Militärhubschrauber kreisen über Wohngebieten in Bokan | Video: KHRN
Weitere Überwachungskameras an öffentlichen Plätzen installiert
Wie das KHRN weiter meldete, habe Irans Sicherheitsapparat in Städte wie Seqiz, Ûrmiye, Bokan, Mahabad, Sine, Merîwan, Kamyaran, Ciwanro, Kirmaşan, Ilam, Dîwandere, Şahabad und Awdanan zusätzliche Kräfte entsandt. Die Organisation berichtet von tausenden Angehörigen der Aufstandsbekämpfungseinheiten von Polizei und Militär, die in den vergangenen Tagen in Rojhilat stationiert worden sind.
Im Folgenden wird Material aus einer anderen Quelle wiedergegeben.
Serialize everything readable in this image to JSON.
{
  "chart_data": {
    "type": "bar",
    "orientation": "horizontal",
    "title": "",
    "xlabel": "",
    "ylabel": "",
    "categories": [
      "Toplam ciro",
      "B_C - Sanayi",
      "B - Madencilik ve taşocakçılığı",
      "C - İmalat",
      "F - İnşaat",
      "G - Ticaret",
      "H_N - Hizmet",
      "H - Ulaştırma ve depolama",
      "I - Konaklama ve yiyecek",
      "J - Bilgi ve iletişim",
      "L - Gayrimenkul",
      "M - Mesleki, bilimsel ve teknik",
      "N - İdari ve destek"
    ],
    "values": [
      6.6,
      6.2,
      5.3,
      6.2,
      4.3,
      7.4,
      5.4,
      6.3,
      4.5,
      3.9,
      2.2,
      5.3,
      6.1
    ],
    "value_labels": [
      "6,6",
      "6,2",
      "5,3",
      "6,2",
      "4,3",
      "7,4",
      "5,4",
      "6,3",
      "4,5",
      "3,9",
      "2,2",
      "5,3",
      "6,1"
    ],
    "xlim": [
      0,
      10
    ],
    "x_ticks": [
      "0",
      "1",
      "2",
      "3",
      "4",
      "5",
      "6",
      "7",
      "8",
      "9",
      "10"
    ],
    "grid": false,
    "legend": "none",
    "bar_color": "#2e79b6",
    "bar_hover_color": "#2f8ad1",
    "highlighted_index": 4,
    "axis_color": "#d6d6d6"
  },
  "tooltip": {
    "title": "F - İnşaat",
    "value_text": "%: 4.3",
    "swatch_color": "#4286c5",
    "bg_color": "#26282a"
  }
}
Darüber hinaus sei das ohnehin schon dichte Netz an Überwachungskameras in Rojhilat noch undurchdringlicher gemacht worden. An nahezu allen Hauptstraßen und vielen öffentlichen Plätzen habe das Regime zusätzliche Überwachungskameras installiert, was die verschärften Sicherheitsmaßnahmen noch weiter unterstreiche, betonte das KHRN. Auch verschärften die Behörden Irans nochmals die Repression, die ohnehin wie ein Damoklesschwert über der kurdischen Bevölkerung schwebt. Allein seit Anfang dieser Woche seien mindestens fünfzig Aktivistinnen und Aktivisten, die sich im vergangenen Jahr in Rojhilat an den Protesten der „Jin, Jiyan, Azadî“-Bewegung gegen den staatlichen Femizid an Jina Mahsa Amini beteiligten, festgenommen worden – zusätzlich zu hunderten weiteren, die bereits in den Wochen zuvor in sogenannte Präventivhaft kamen.
Hunderte Festnahmen in den vergangenen Wochen
Jina Amini war am 16. September 2022 in Teheran von der iranischen Sittenpolizei zu Tode misshandelt worden. An ihrem Tod hatte sich die von Frauen angeführte „Jin-Jiyan-Azadî“-Revolution entzündet, die bald das ganze Land erfasste und die bislang größte Protestwelle darstellt, welche die Islamische Republik Iran seit ihrer Gründung im Jahr 1979 erlebt hat. Zum Jahrestag befürchtet das Regime ein neues Aufleben der 2022 blutig niedergeschlagenen Straßenproteste. Laut dem KHRN fanden allein in Rojhilat seit Anfang August Festnahmen im mittleren dreistelligen Bereich statt, die Organisation geht jedoch von einer hohen Dunkelziffer aus. Damit wolle die Mullah-Führung vor dem ersten Todestag Aminis Angst unter der Bevölkerung verbreiten und von neuen Protesten abschrecken.
Drohungen gegen Jina Mahsa Aminis Vater
In Mahabad, Bokan, Seqiz und anderen Städten hätten Revolutionsgarde, Geheimdienst und Polizei in den vergangenen Wochen hunderte Personen, die letztes Jahr an Demonstrationen teilgenommen haben, vorgeladen und unter Druck gezwungen, schriftlich zu versichern, am bevorstehenden Todestag von Jina Amini nicht auf die Straße zu gehen. Andernfalls drohten „schwerwiegende Konsequenzen“ wie Haft- oder Geldstrafen. Familien, die bei den Protesten ihre Angehörigen verloren haben, wurden dem KHRN zufolge vom Geheimdienstministerium ebenfalls Konsequenzen angedroht, sollten sie Gedenkzeremonien abhalten. Einige der Betroffenen, mit denen die Menschenrechtsgruppe Interviews führte, sollen Morddrohungen erhalten haben, darunter auch Jina Mahsa Aminis Vater Amjad Amini. Bei den Protesten gegen die Tötung seiner Tochter waren im vergangenen Jahr mehr als 530 Menschen von iranischen Regimekräften getötet worden, tausende verletzt und zehntausende festgenommen. Mindestens sieben Demonstranten wurden wegen ihrer Beteiligung an dem Volksaufstand hingerichtet, etlichen weiteren droht die Exekution.